Todo esto es muy estúpido, y en el fondo ocurre porque vivimos -siento decirlo- demasiado bien y sin grandes preocupaciones que nos quiten el sueño. No imagino a nadie en Siria o en Mosul tuiteando algo que no sea un simple grito de auxilio, nada más. Porque si uno está realmente deprimido, o ha perdido su casa o se ha quedado sin trabajo -o peor aún, si sufre una enfermedad o vive con alguien que la sufre-, lo último que se le ocurre es ponerse a maldecir en Twitter y en Facebook contra el capitalismo o contra las feministas o contra el sistema, sea cual sea el sistema, que uno ya empieza a hacerse un lío. Quizá haya gente que lo está pasando muy mal y que aun así tenga ganas de perder el tiempo insultando y envenenando la vida de los demás, pero imagino que esa gente no es muy numerosa ni está verdaderamente deprimida ni hundida del todo. Porque si uno lo está pasando muy mal, lo más lógico es volcarse en los suyos -si es que tiene familia o gente a la que quiere- y olvidarse de todo lo demás. Soltar la mala baba puede servirle en algún momento aislado, pero desde luego no sirve como método de supervivencia.

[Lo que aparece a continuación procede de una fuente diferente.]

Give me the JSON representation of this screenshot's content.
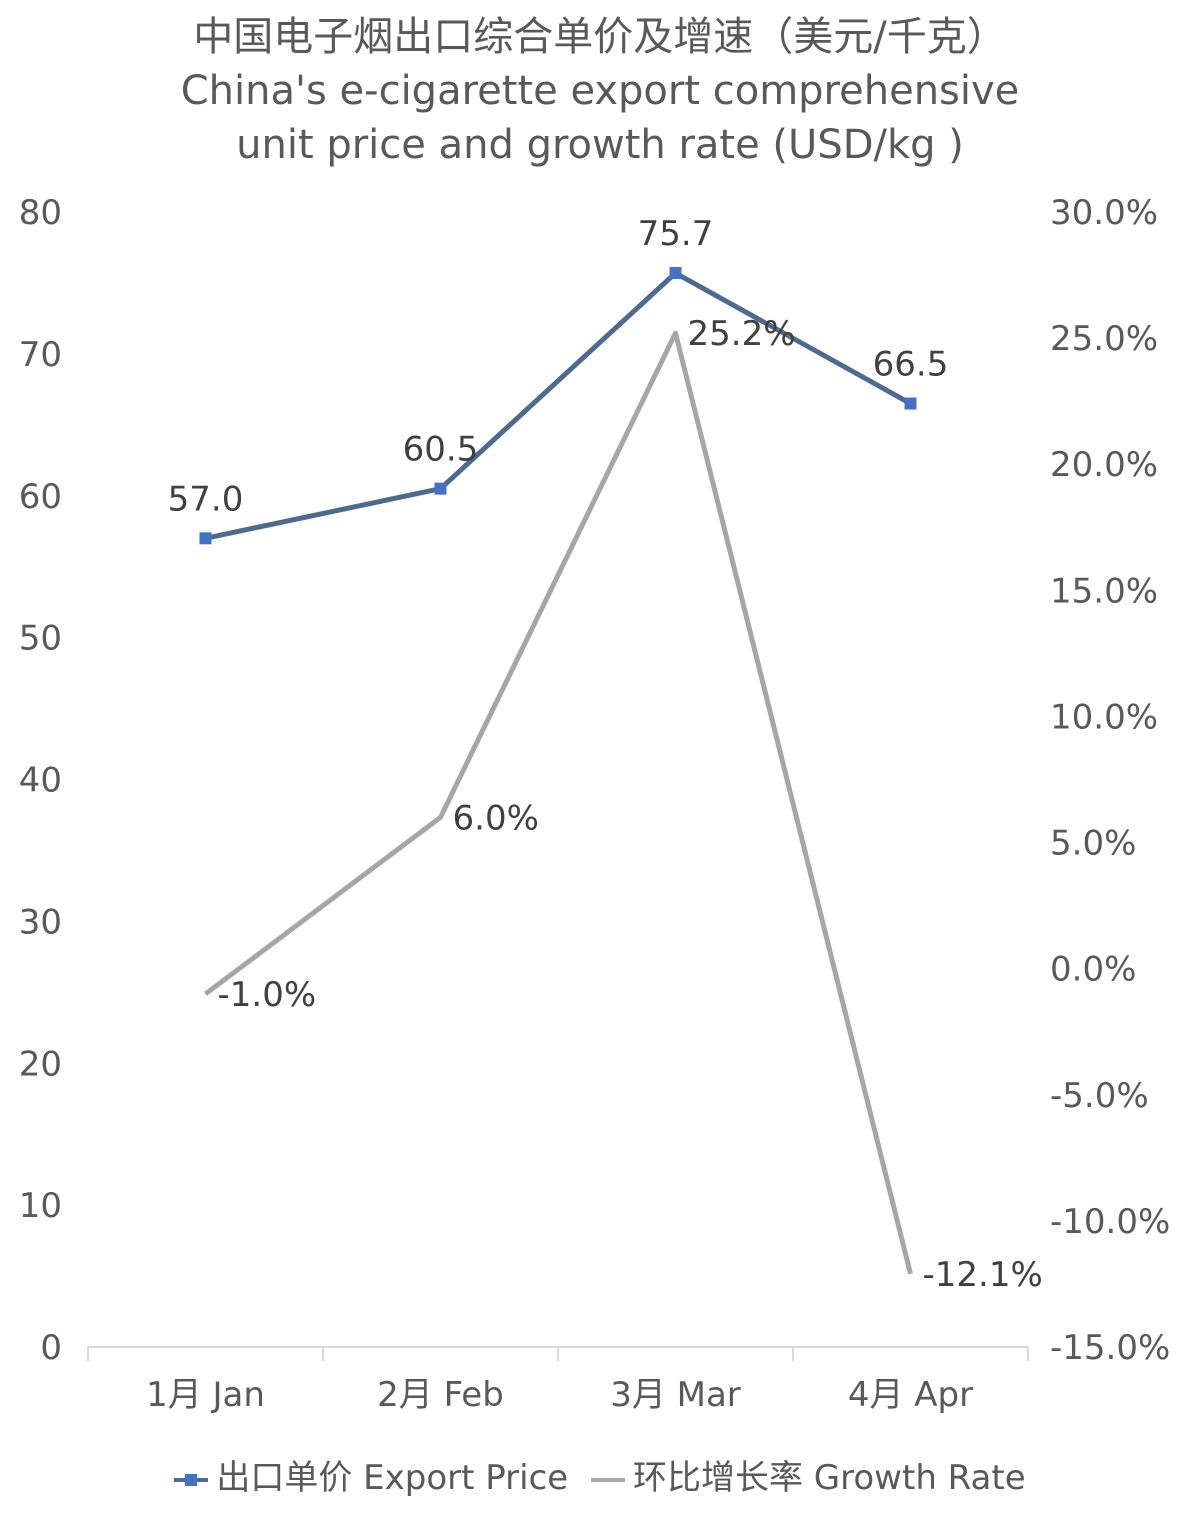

En dos años ya he pasado bastantes veces por el hospital y ahora mismo estoy a punto de pasar de nuevo. Pero en todo este tiempo no he visto a nadie preocupado por las menudencias que a tanta gente le parecen trascendentales. He oído muchas quejas, sí, pero eran quejas por las condiciones de trabajo de médicos y enfermeras, o bien por el estado de las instalaciones o por las colas y las listas de espera, pero no conozco a nadie que se haya puesto a largar contra el aceite de palma que aparece en los productos de alimentación infantil o contra las madres que dicen que ser madre les priva de libertad y de tiempo, cosa que cualquier madre sabe que es verdad. Y aun así, si dices eso, te crucifican en Twitter, como le ha pasado a la periodista Samantha Villar, a la que también han crucificado por meterse con el aceite de palma en los productos de alimentación infantil (aunque uno se pregunta qué necesidad tiene alguien, si no es que viva pendiente de su ego y de su proyección social, de volcar continuamente opiniones sobre el aceite de palma o las tribulaciones de la maternidad). En realidad, las opiniones individuales son eso, opiniones individuales, y no tienen más valor que su buena lógica o su buena argumentación, que por lo general no suele ser excesiva. Otra cosa es que unas opiniones individuales que no han sido validadas por ningún ensayo científico se asuman como verdad oficial por parte de un organismo público, como ha ocurrido estos días con la campaña del Consell de Mallorca contra el amor romántico del Día de San Valentín. Uno entiende -y apoya- una campaña contra la cursilería mercantilizada del Día de San Valentín. Pero lo que uno no entiende es que un organismo público se pronuncie sobre un tema tan inabarcable y complejo como es el amor humano. Y encima usando fondos públicos que podrían destinarse a cosas mucho más útiles.

Hace poco he visto morir a una mujer que nació en los tiempos de la República. Su padre, militante socialista, fue condenado a muerte después de la guerra y se salvó de milagro de morir fusilado, pero dos tíos suyos sí fueron fusilados, y los dos muy jóvenes, por cierto. Esa mujer se casó con un hombre al que los franquistas también le habían fusilado al padre, otro militante socialista. Pero en su casa nadie emitió jamás una queja (tampoco el padre, que cuando llegó la Transición la aceptó de muy buena gana, convencido de que él había luchado como teniente de la República, cuando era joven, justamente para eso: las libertades civiles, los derechos sociales, la democracia representativa, el Estado del Bienestar). ¿Es que esa gente estaba hecha de otra pasta? ¿O es que nosotros nos hemos vuelto unos quejicas sin remedio? Repito que esa familia -y hubo muchas como ella- tenía motivos más que sobrados para estar eternamente de malhumor. Pero en su vida no hubo nada de eso, sino justo lo contrario: alegría, bondad, generosidad. Benditos sean.